Horibe
Horibe Yasubei Taketsune, conocido también simplemente como Horibe, es recordado como uno de los más célebres de los 47 rōnin. Su historia está ligada a la célebre venganza de Akō, un episodio del Japón feudal que marcó profundamente la cultura samurái y dio forma al ideal del bushidō. En esta reinterpretación visual, Horibei aparece como un guerrero atemporal, envuelto en un aura de solemnidad que recuerda tanto su disciplina como su destino.
El nombre de Horibe trasciende el tiempo porque encarna los valores de honor, lealtad y sacrificio. En los relatos clásicos, se lo describe como un espadachín talentoso, valiente y de carácter firme. Su participación en la revuelta de los 47 rōnin convirtió su figura en un símbolo inmortal de la justicia samurái. La historia, popularizada en teatro kabuki y en grabados ukiyo-e de artistas como Utagawa Kuniyoshi, consolidó la imagen de Horibe en la memoria colectiva de Japón.

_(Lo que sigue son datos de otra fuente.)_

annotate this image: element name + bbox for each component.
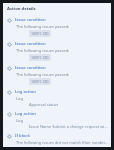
staticText: Log: [16, 118, 23, 123]
staticText: The following issues passed:: [16, 48, 70, 53]
button[interactable]: Action type icon: [3, 15, 111, 39]
staticText: If block: [15, 133, 30, 139]
button[interactable]: Action type icon: [3, 63, 111, 87]
staticText: Issue condition: [15, 17, 46, 23]
button[interactable]: Action type icon: [3, 39, 111, 63]
staticText: 10001-740: [31, 79, 49, 84]
button[interactable]: Action type icon: [3, 87, 111, 109]
staticText: The following issues passed:: [16, 24, 70, 29]
other: Action type icon: [7, 66, 12, 71]
other: Action type icon: [7, 90, 12, 95]
staticText: The following issues passed:: [16, 72, 70, 77]
other: Action type icon: [7, 42, 12, 47]
staticText: Approval status: [29, 102, 59, 107]
staticText: The following issues did not match filte…: [16, 140, 108, 145]
staticText: Log action: [15, 89, 36, 95]
staticText: Issue Name Submit a change request with …: [29, 124, 108, 129]
button[interactable]: Action type icon: [3, 131, 111, 147]
staticText: Issue condition: [15, 65, 46, 71]
staticText: 10001-740: [31, 31, 49, 36]
staticText: Issue condition: [15, 41, 46, 47]
staticText: Log: [16, 96, 23, 101]
other: Action type icon: [7, 112, 12, 117]
staticText: Log action: [15, 111, 36, 117]
other: Action type icon: [7, 134, 12, 139]
staticText: 10001-740: [31, 55, 49, 60]
other: Action type icon: [7, 18, 12, 23]
button[interactable]: Action type icon: [3, 109, 111, 131]
staticText: Action details: [7, 6, 36, 12]
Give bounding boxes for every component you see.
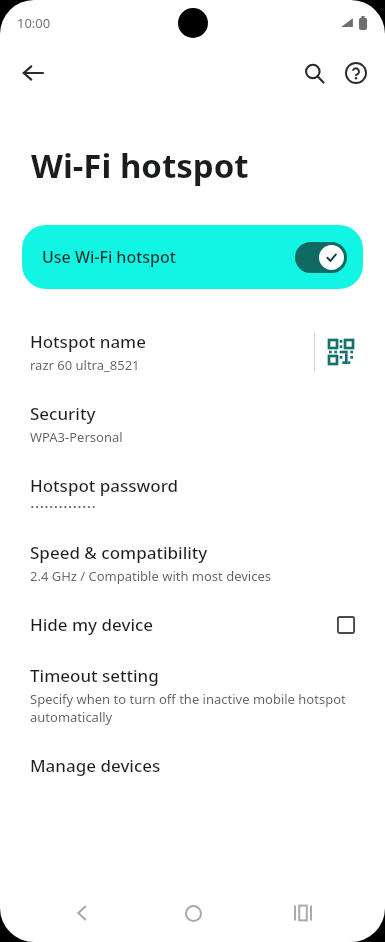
button[interactable]: Recent apps	[275, 885, 331, 941]
button[interactable]: Speed & compatibility	[0, 527, 385, 599]
staticText: 2.4 GHz / Compatible with most devices	[30, 567, 271, 585]
button[interactable]: Search	[293, 52, 335, 94]
staticText: 10:00	[17, 14, 51, 32]
button[interactable]: Security	[0, 388, 385, 460]
staticText: Hotspot name	[30, 330, 146, 353]
staticText: Speed & compatibility	[30, 541, 208, 564]
staticText: Timeout setting	[30, 664, 159, 687]
staticText: WPA3-Personal	[30, 428, 123, 446]
button[interactable]: Use Wi-Fi hotspot	[22, 225, 363, 289]
button[interactable]: Home	[165, 885, 221, 941]
button[interactable]: Help	[335, 52, 377, 94]
button[interactable]: Back	[12, 52, 54, 94]
staticText: Hotspot password	[30, 474, 179, 497]
staticText: Wi-Fi hotspot	[31, 143, 249, 188]
staticText: Hide my device	[30, 613, 154, 636]
staticText: Use Wi-Fi hotspot	[42, 246, 176, 268]
button[interactable]: Timeout setting	[0, 650, 385, 740]
button[interactable]: Hide my device	[0, 599, 385, 650]
staticText: Specify when to turn off the inactive mo…	[30, 690, 361, 726]
button[interactable]: Share hotspot QR code	[315, 330, 367, 374]
staticText: razr 60 ultra_8521	[30, 356, 140, 374]
button[interactable]: Back	[54, 885, 110, 941]
button[interactable]: Manage devices	[0, 740, 385, 791]
staticText: Security	[30, 402, 96, 425]
staticText: Manage devices	[30, 754, 161, 777]
button[interactable]: Hotspot password	[0, 460, 385, 527]
button[interactable]: Hotspot name	[0, 316, 385, 388]
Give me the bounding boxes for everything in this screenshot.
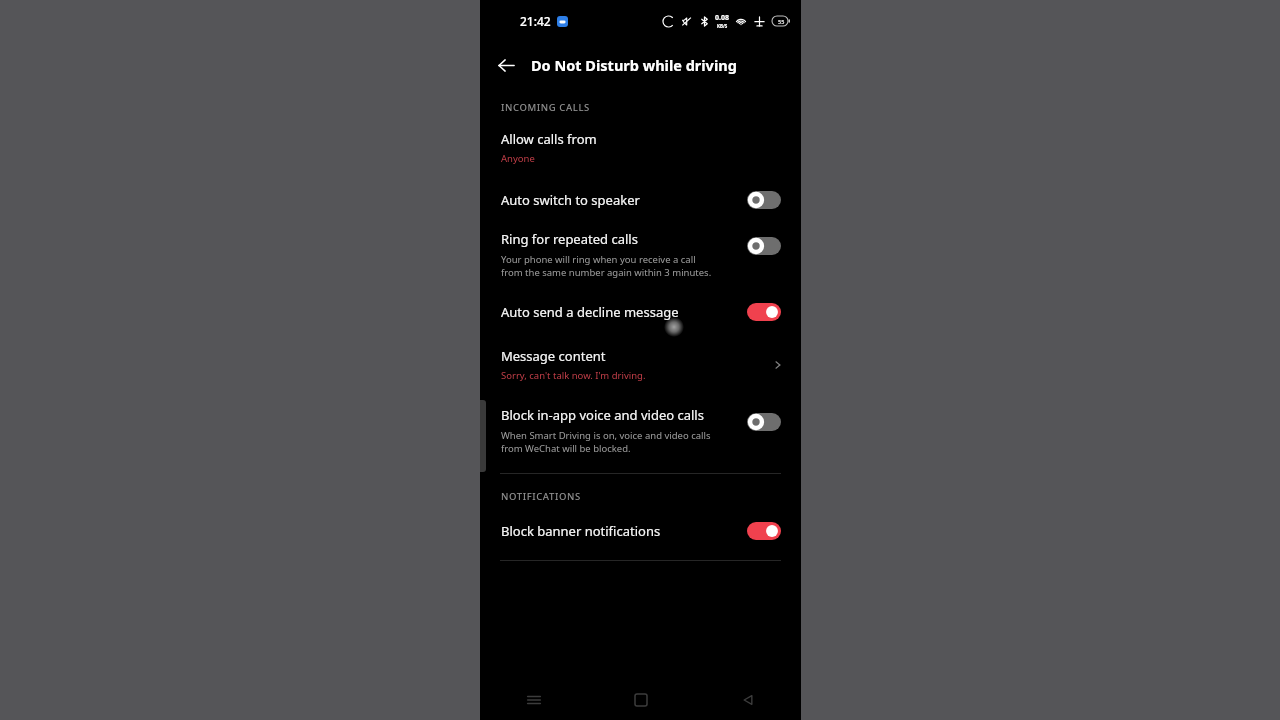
staticText: Allow calls from xyxy=(501,130,597,148)
staticText: Sorry, can't talk now. I'm driving. xyxy=(501,369,646,382)
button[interactable]: Ring for repeated calls xyxy=(480,228,801,281)
staticText: 55 xyxy=(778,18,785,25)
staticText: INCOMING CALLS xyxy=(501,101,590,114)
staticText: NOTIFICATIONS xyxy=(501,490,581,503)
staticText: KB/S xyxy=(717,23,728,29)
staticText: 0.08 xyxy=(715,13,729,23)
staticText: Do Not Disturb while driving xyxy=(531,55,737,75)
staticText: Auto send a decline message xyxy=(501,303,747,321)
staticText: Auto switch to speaker xyxy=(501,191,747,209)
staticText: 21:42 xyxy=(520,13,551,29)
button[interactable]: Off xyxy=(747,413,781,431)
staticText: Ring for repeated calls xyxy=(501,230,638,248)
staticText: When Smart Driving is on, voice and vide… xyxy=(501,429,711,455)
button[interactable]: On xyxy=(747,303,781,321)
button[interactable]: Block in-app voice and video calls xyxy=(480,404,801,457)
button[interactable]: Auto send a decline message xyxy=(480,301,801,323)
button[interactable]: Back xyxy=(694,680,801,720)
staticText: Message content xyxy=(501,347,606,365)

La presente obra rinde homenaje a esa tradición, recuperando la figura de Horibe y trasladándola al presente con un estilo gráfico que conserva la intensidad dramática de sus orígenes. Cada trazo busca transmitir no solo la estética marcial del samurái, sino también el trasfondo humano que lo convirtió en leyenda.
Horibe no es solo un nombre del pasado: es un recordatorio de que la lealtad y el honor son valores universales que trascienden épocas y fronteras. Con esta pieza se celebra la permanencia de su legado, conectando la historia del Japón feudal con una mirada contemporánea.